TOKYO — Thousands of residents were evacuated in Tokyo on Sunday while authorities dug up an unexploded 550-pound bomb, believed to have been dropped by the United States during World War II, a local official said. The bomb, about 14 inches in diameter and 47 inches long, was detected earlier this month in a residential area in Tokyo's Katsushika ward by Self-Defense Force investigators, said Katsushika spokesman Takanori Kato. About 3,900 residents within a 985-feet radius of the site were evacuated for 1.5 hours while troops removed the bomb, according to Kato.

Jordan

AMMAN — King Abdullah II swore in a new Cabinet headed by a prime minister who pledged Sunday to restore Jordan's reputation as a haven of stability in the Middle East, an image shattered by this month's triple suicide attacks in the capital.

Russia

GROZNY — Chechens voted Sunday in their first parliamentary elections since Russia sent troops back to the Caucasus region six years ago to crush a separatist insurgency. Moscow has touted the vote as the latest step toward restoring normalcy in the violence-wracked southern republic, but critics fear the new parliament will amount to a rubber stamp for Chechnya's Kremlin-backed governing elites. Few international observers were monitoring the election for flaws that have marred three previous votes.

Vatican City

Pope Benedict XVI ushered in the Christmas season Sunday, calling it a time for joy when Christians should find it within themselves to hope that they can change the world. The pontiff addressed the crowds in St.
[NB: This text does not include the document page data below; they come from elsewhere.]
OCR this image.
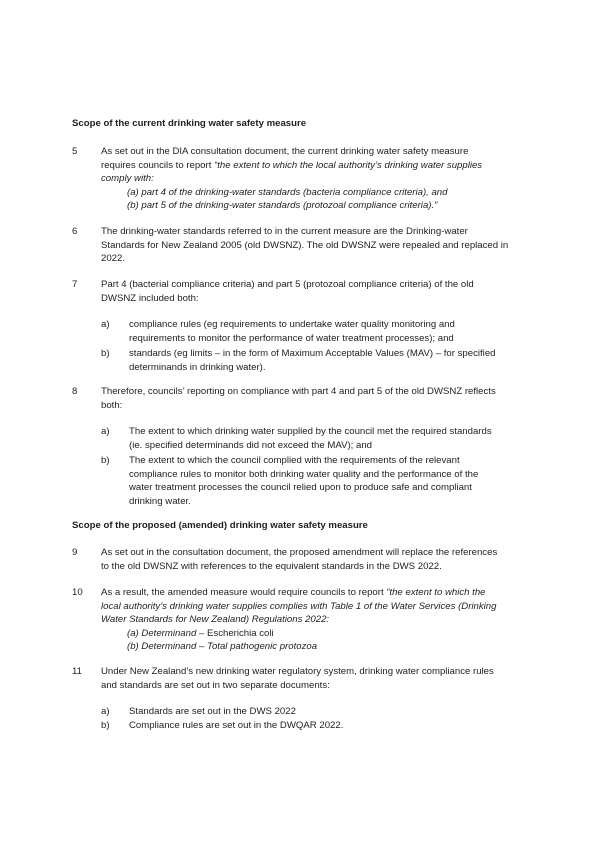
Scope of the current drinking water safety measure
5 As set out in the DIA consultation document, the current drinking water safety measure
requires councils to report “the extent to which the local authority’s drinking water supplies
comply with:
(a) part 4 of the drinking-water standards (bacteria compliance criteria), and
(b) part 5 of the drinking-water standards (protozoal compliance criteria).”
6 The drinking-water standards referred to in the current measure are the Drinking-water
Standards for New Zealand 2005 (old DWSNZ). The old DWSNZ were repealed and replaced in
2022.
7 Part 4 (bacterial compliance criteria) and part 5 (protozoal compliance criteria) of the old
DWSNZ included both:
a) compliance rules (eg requirements to undertake water quality monitoring and
requirements to monitor the performance of water treatment processes); and
b) standards (eg limits – in the form of Maximum Acceptable Values (MAV) – for specified
determinands in drinking water).
8 Therefore, councils’ reporting on compliance with part 4 and part 5 of the old DWSNZ reflects
both:
a) The extent to which drinking water supplied by the council met the required standards
(ie. specified determinands did not exceed the MAV); and
b) The extent to which the council complied with the requirements of the relevant
compliance rules to monitor both drinking water quality and the performance of the
water treatment processes the council relied upon to produce safe and compliant
drinking water.
Scope of the proposed (amended) drinking water safety measure
9 As set out in the consultation document, the proposed amendment will replace the references
to the old DWSNZ with references to the equivalent standards in the DWS 2022.
10 As a result, the amended measure would require councils to report “the extent to which the
local authority’s drinking water supplies complies with Table 1 of the Water Services (Drinking
Water Standards for New Zealand) Regulations 2022:
(a) Determinand – Escherichia coli
(b) Determinand – Total pathogenic protozoa
11 Under New Zealand’s new drinking water regulatory system, drinking water compliance rules
and standards are set out in two separate documents:
a) Standards are set out in the DWS 2022
b) Compliance rules are set out in the DWQAR 2022.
Peter's Square during his traditional Sunday blessing that also marked the beginning of Advent, which starts four Sundays before Christmas and is the beginning of the ecclesiastical year.

Yemen

SAN'A — A suspected al-Qaida ally was executed by a Yemeni firing squad Sunday after being convicted of killing a prominent politician and plotting a deadly attack on three American missionaries in 2002. Ali al-Jarallah was blindfolded and shot in the courtyard of the central prison in the capital city.

Zimbabwe

HARARE — Zimbabwe's ruling party cemented its grip on power Sunday, sweeping an overwhelming majority of seats in a new Senate amid bitter and potentially irreconcilable divisions in the main opposition group. Partial results from Saturday's vote gave President Robert Mugabe's ruling Zimbabwe African National Union-Patriotic Front at least 49 of 66 seats in the Senate. Voting was marked by a record-low turnout blamed on voter apathy and the main opposition leader's call for a boycott.